Rod Braun, associate professor of anatomy and cell biology in the School of Medicine, recently received a two-year, $322,000 grant from the National Cancer Institute of the National Institutes of Health to use manganese-enhanced magnetic resonance imaging to noninvasively determine the activity of different calcium channels in tumors.

Braun and co-principal investigator Bruce Berkowitz, professor of anatomy and  cell biology and ophthalmology, and director of the School of Medicine's Small Animal MRI Facility, are hoping the technique can be used to guide and individualize calcium channel-based treatment of cancer.

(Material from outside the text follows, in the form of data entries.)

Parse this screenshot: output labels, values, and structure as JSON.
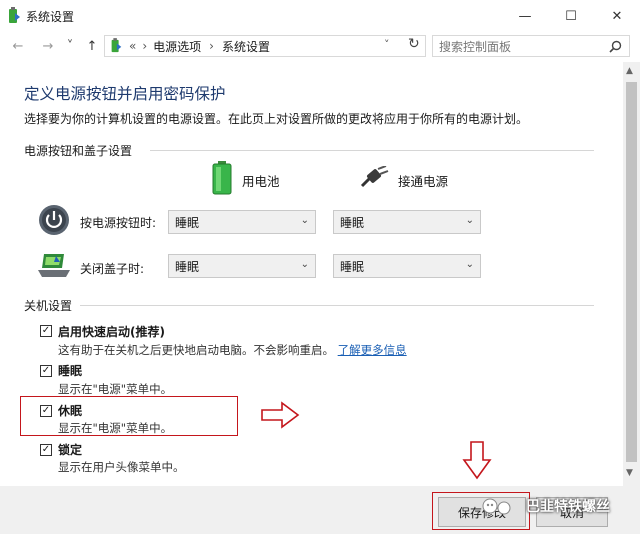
{
  "window": {
    "title": "系统设置",
    "minimize": "—",
    "maximize": "☐",
    "close": "✕"
  },
  "nav": {
    "back": "←",
    "forward": "→",
    "recent": "˅",
    "up": "↑",
    "overflow": "«",
    "breadcrumb": [
      "电源选项",
      "系统设置"
    ],
    "separator": "›",
    "dropdown": "˅",
    "refresh": "↻",
    "search_placeholder": "搜索控制面板"
  },
  "page": {
    "heading": "定义电源按钮并启用密码保护",
    "description": "选择要为你的计算机设置的电源设置。在此页上对设置所做的更改将应用于你所有的电源计划。"
  },
  "power_section": {
    "title": "电源按钮和盖子设置",
    "col_battery": "用电池",
    "col_plugged": "接通电源",
    "rows": [
      {
        "label": "按电源按钮时:",
        "battery": "睡眠",
        "plugged": "睡眠"
      },
      {
        "label": "关闭盖子时:",
        "battery": "睡眠",
        "plugged": "睡眠"
      }
    ]
  },
  "shutdown_section": {
    "title": "关机设置",
    "options": [
      {
        "label": "启用快速启动(推荐)",
        "desc": "这有助于在关机之后更快地启动电脑。不会影响重启。",
        "link": "了解更多信息",
        "checked": true
      },
      {
        "label": "睡眠",
        "desc": "显示在\"电源\"菜单中。",
        "checked": true
      },
      {
        "label": "休眠",
        "desc": "显示在\"电源\"菜单中。",
        "checked": true
      },
      {
        "label": "锁定",
        "desc": "显示在用户头像菜单中。",
        "checked": true
      }
    ]
  },
  "buttons": {
    "save": "保存修改",
    "cancel": "取消"
  },
  "watermark": "巴韭特铁螺丝",
  "colors": {
    "heading": "#1e3a6e",
    "link": "#1a5fb4",
    "highlight": "#c4161c"
  }
}
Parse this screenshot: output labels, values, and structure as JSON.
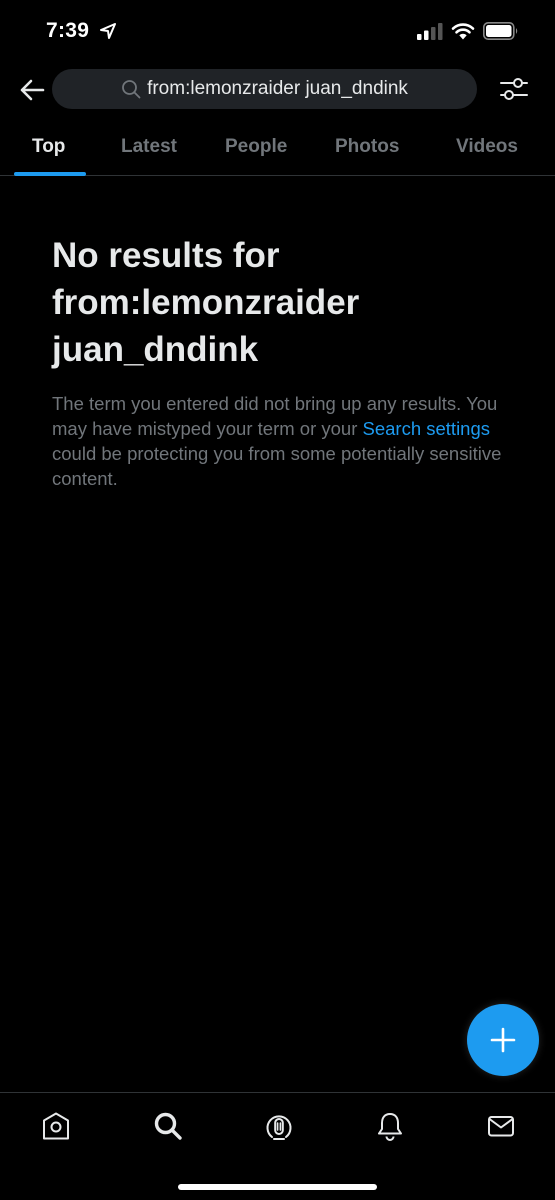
{
  "status_bar": {
    "time": "7:39"
  },
  "search": {
    "query": "from:lemonzraider juan_dndink"
  },
  "tabs": [
    {
      "label": "Top",
      "active": true
    },
    {
      "label": "Latest",
      "active": false
    },
    {
      "label": "People",
      "active": false
    },
    {
      "label": "Photos",
      "active": false
    },
    {
      "label": "Videos",
      "active": false
    }
  ],
  "empty_state": {
    "title": "No results for from:lemonzraider juan_dndink",
    "body_before_link": "The term you entered did not bring up any results. You may have mistyped your term or your ",
    "link_text": "Search settings",
    "body_after_link": " could be protecting you from some potentially sensitive content."
  },
  "icons": {
    "back": "arrow-left-icon",
    "search": "search-icon",
    "filter": "sliders-icon",
    "compose": "plus-icon",
    "home": "home-icon",
    "explore": "search-icon",
    "spaces": "spaces-icon",
    "notifications": "bell-icon",
    "messages": "envelope-icon"
  },
  "colors": {
    "accent": "#1d9bf0",
    "background": "#000000",
    "text": "#e7e9ea",
    "muted": "#71767b"
  }
}
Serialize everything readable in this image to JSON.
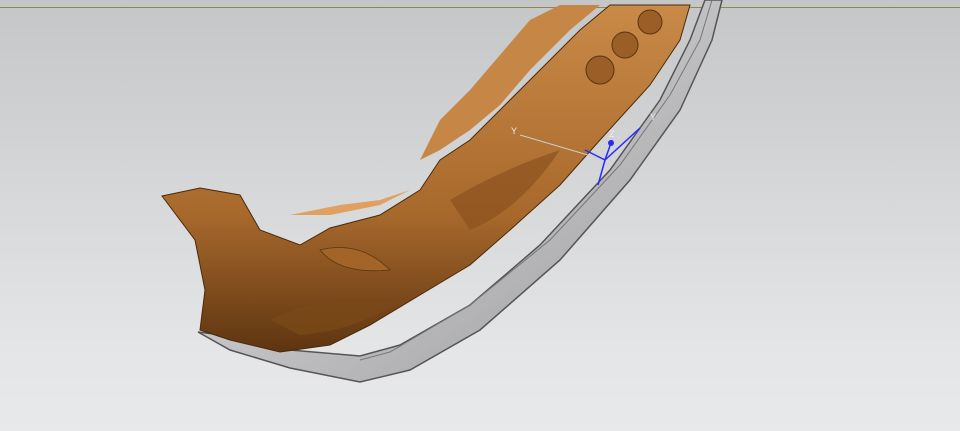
{
  "viewport": {
    "model": "front-bumper-scan",
    "colors": {
      "scan": "#b87a3c",
      "scan_dark": "#6b3f14",
      "cad": "#d4d4d6",
      "cad_dark": "#8a8a8c",
      "triad": "#2a2aff"
    }
  },
  "triad": {
    "x_label": "Y",
    "z_label": "Z",
    "x2_label": "Y"
  }
}
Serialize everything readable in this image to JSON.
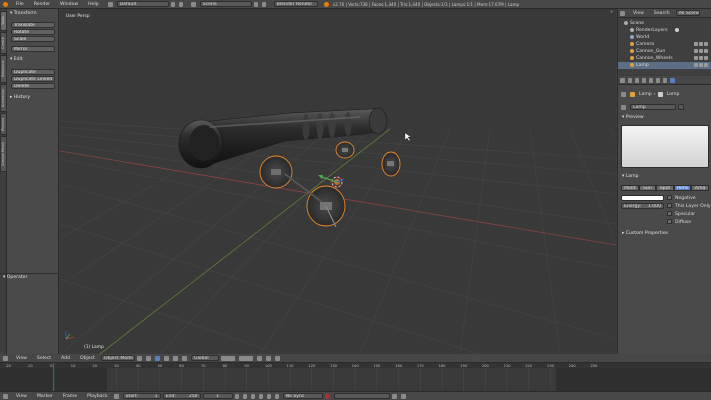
{
  "colors": {
    "accent": "#5680c2",
    "selection_orange": "#e8892c",
    "grid": "#4a4a4a",
    "axis_x": "#9a4b4b",
    "axis_y": "#6b8f3e",
    "current_frame": "#2f7d31"
  },
  "top_bar": {
    "menu": [
      "File",
      "Render",
      "Window",
      "Help"
    ],
    "layout": "Default",
    "scene": "Scene",
    "engine": "Blender Render",
    "stats": "v2.76 | Verts:736 | Faces:1,440 | Tris:1,440 | Objects:1/3 | Lamps:1/1 | Mem:17.67M | Lamp"
  },
  "toolshelf": {
    "tabs": [
      "Tools",
      "Create",
      "Relations",
      "Animation",
      "Physics",
      "Grease Pencil"
    ],
    "transform": {
      "title": "Transform",
      "buttons": [
        "Translate",
        "Rotate",
        "Scale",
        "Mirror"
      ]
    },
    "edit": {
      "title": "Edit",
      "buttons": [
        "Duplicate",
        "Duplicate Linked",
        "Delete"
      ]
    },
    "history": {
      "title": "History"
    },
    "operator": {
      "title": "Operator"
    }
  },
  "viewport": {
    "view_label": "User Persp",
    "object_label": "(1) Lamp"
  },
  "view3d_header": {
    "menus": [
      "View",
      "Select",
      "Add",
      "Object"
    ],
    "mode": "Object Mode",
    "pivot": "Global"
  },
  "outliner": {
    "header_menus": [
      "View",
      "Search"
    ],
    "filter": "All Scenes",
    "items": [
      {
        "label": "Scene",
        "indent": 0,
        "selected": false,
        "icon_color": "#a8a8a8"
      },
      {
        "label": "RenderLayers",
        "indent": 1,
        "selected": false,
        "icon_color": "#b0b0b0"
      },
      {
        "label": "World",
        "indent": 1,
        "selected": false,
        "icon_color": "#8fa6c8"
      },
      {
        "label": "Camera",
        "indent": 1,
        "selected": false,
        "icon_color": "#e0a040"
      },
      {
        "label": "Cannon_Gun",
        "indent": 1,
        "selected": false,
        "icon_color": "#e0a040"
      },
      {
        "label": "Cannon_Wheels",
        "indent": 1,
        "selected": false,
        "icon_color": "#e0a040"
      },
      {
        "label": "Lamp",
        "indent": 1,
        "selected": true,
        "icon_color": "#e0a040"
      }
    ]
  },
  "properties": {
    "breadcrumb": [
      "Lamp",
      "Lamp"
    ],
    "datablock": "Lamp",
    "preview": {
      "title": "Preview"
    },
    "lamp": {
      "title": "Lamp",
      "types": [
        "Point",
        "Sun",
        "Spot",
        "Hemi",
        "Area"
      ],
      "active_type": "Hemi",
      "energy_label": "Energy:",
      "energy_value": "1.000",
      "options": [
        "Negative",
        "This Layer Only",
        "Specular",
        "Diffuse"
      ]
    },
    "custom": {
      "title": "Custom Properties"
    }
  },
  "timeline": {
    "ticks": [
      "-20",
      "-10",
      "0",
      "10",
      "20",
      "30",
      "40",
      "50",
      "60",
      "70",
      "80",
      "90",
      "100",
      "110",
      "120",
      "130",
      "140",
      "150",
      "160",
      "170",
      "180",
      "190",
      "200",
      "210",
      "220",
      "230",
      "240",
      "250"
    ],
    "current_frame": 1,
    "footer_menus": [
      "View",
      "Marker",
      "Frame",
      "Playback"
    ],
    "start_label": "Start:",
    "start_value": "1",
    "end_label": "End:",
    "end_value": "250",
    "frame_value": "1",
    "sync": "No Sync"
  }
}
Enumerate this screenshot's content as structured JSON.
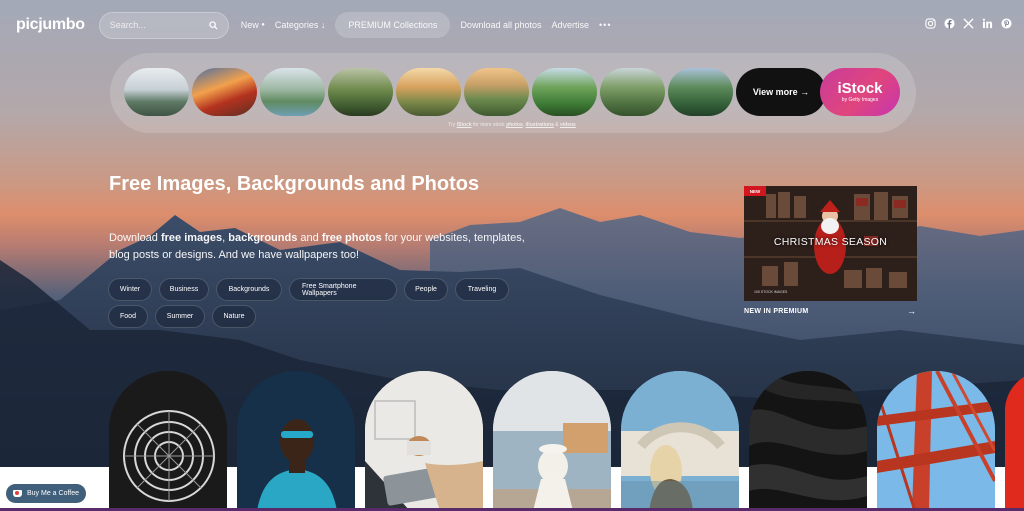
{
  "header": {
    "logo": "picjumbo",
    "search_placeholder": "Search...",
    "nav": {
      "new": "New",
      "categories": "Categories ↓",
      "premium": "PREMIUM Collections",
      "download_all": "Download all photos",
      "advertise": "Advertise",
      "more": "•••"
    },
    "socials": [
      "instagram-icon",
      "facebook-icon",
      "x-icon",
      "linkedin-icon",
      "pinterest-icon"
    ]
  },
  "carousel": {
    "view_more": "View more →",
    "istock_brand": "iStock",
    "istock_sub": "by Getty Images",
    "try_prefix": "Try",
    "try_brand": "iStock",
    "try_middle": "for more stock",
    "try_photos": "photos",
    "try_illustrations": "illustrations",
    "try_and": "&",
    "try_videos": "videos"
  },
  "hero": {
    "title": "Free Images, Backgrounds and Photos",
    "desc_1": "Download ",
    "desc_b1": "free images",
    "desc_2": ", ",
    "desc_b2": "backgrounds",
    "desc_3": " and ",
    "desc_b3": "free photos",
    "desc_4": " for your websites, templates, blog posts or designs. And we have wallpapers too!",
    "tags": [
      "Winter",
      "Business",
      "Backgrounds",
      "Free Smartphone Wallpapers",
      "People",
      "Traveling",
      "Food",
      "Summer",
      "Nature"
    ]
  },
  "promo": {
    "badge": "NEW",
    "banner": "CHRISTMAS SEASON",
    "small": "100 STOCK IMAGES",
    "label": "NEW IN PREMIUM",
    "arrow": "→"
  },
  "coffee": {
    "label": "Buy Me a Coffee"
  },
  "colors": {
    "accent": "#e0457d",
    "coffee_button": "#405f7b"
  }
}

Previous research has shown that different types of cancer cells highly express a number of plasma membrane calcium channels, making them important potential therapeutic targets in tumors. Drugs that target specific calcium channels already exist, and several are currently in Phase I clinical trials as anti-cancer agents.

"Unfortunately, it is difficult to determine whether a specifically targeted calcium channel is present in an individual patient's tumor," Braun said.

In their project, "Guiding Ca2+ Channel-Based Cancer Treatment Using Mn2+-Enhanced MRI," he and Berkowitz will use MEMRI to measure tumors' uptake of manganese ion, an MRI contrast agent that largely enters cells via calcium channels. They believe tumor uptake of manganese in the presence of antagonist compounds, which block calcium channels, and agonist compounds, which stimulate them, can be measured using MEMRI, thereby proving useful in predicting potential tumor response to calcium-channel based therapies.

The project has two components. The first will test manganese uptake of prostate, breast and colorectal cancer tumor cells in tissue culture; the second will test it in solid human tumors growing in mice.

"We have an innovative technique that offers promise for identifying which tumors can be effectively treated with drugs that currently are in clinical trials," Braun said. "If it turns out we can use MEMRI in this way, we could see if a patient's tumor expresses specific calcium channels and then select the best treatment for targeting these particular channels. That would allow us to determine which patients would benefit from these drugs and which drugs will be most therapeutic. Not every therapy works against every tumor, and MEMRI may allow us to select the best treatment for a given patient. This technique's major benefits are that it is noninvasive and can quickly lead to individualized therapy."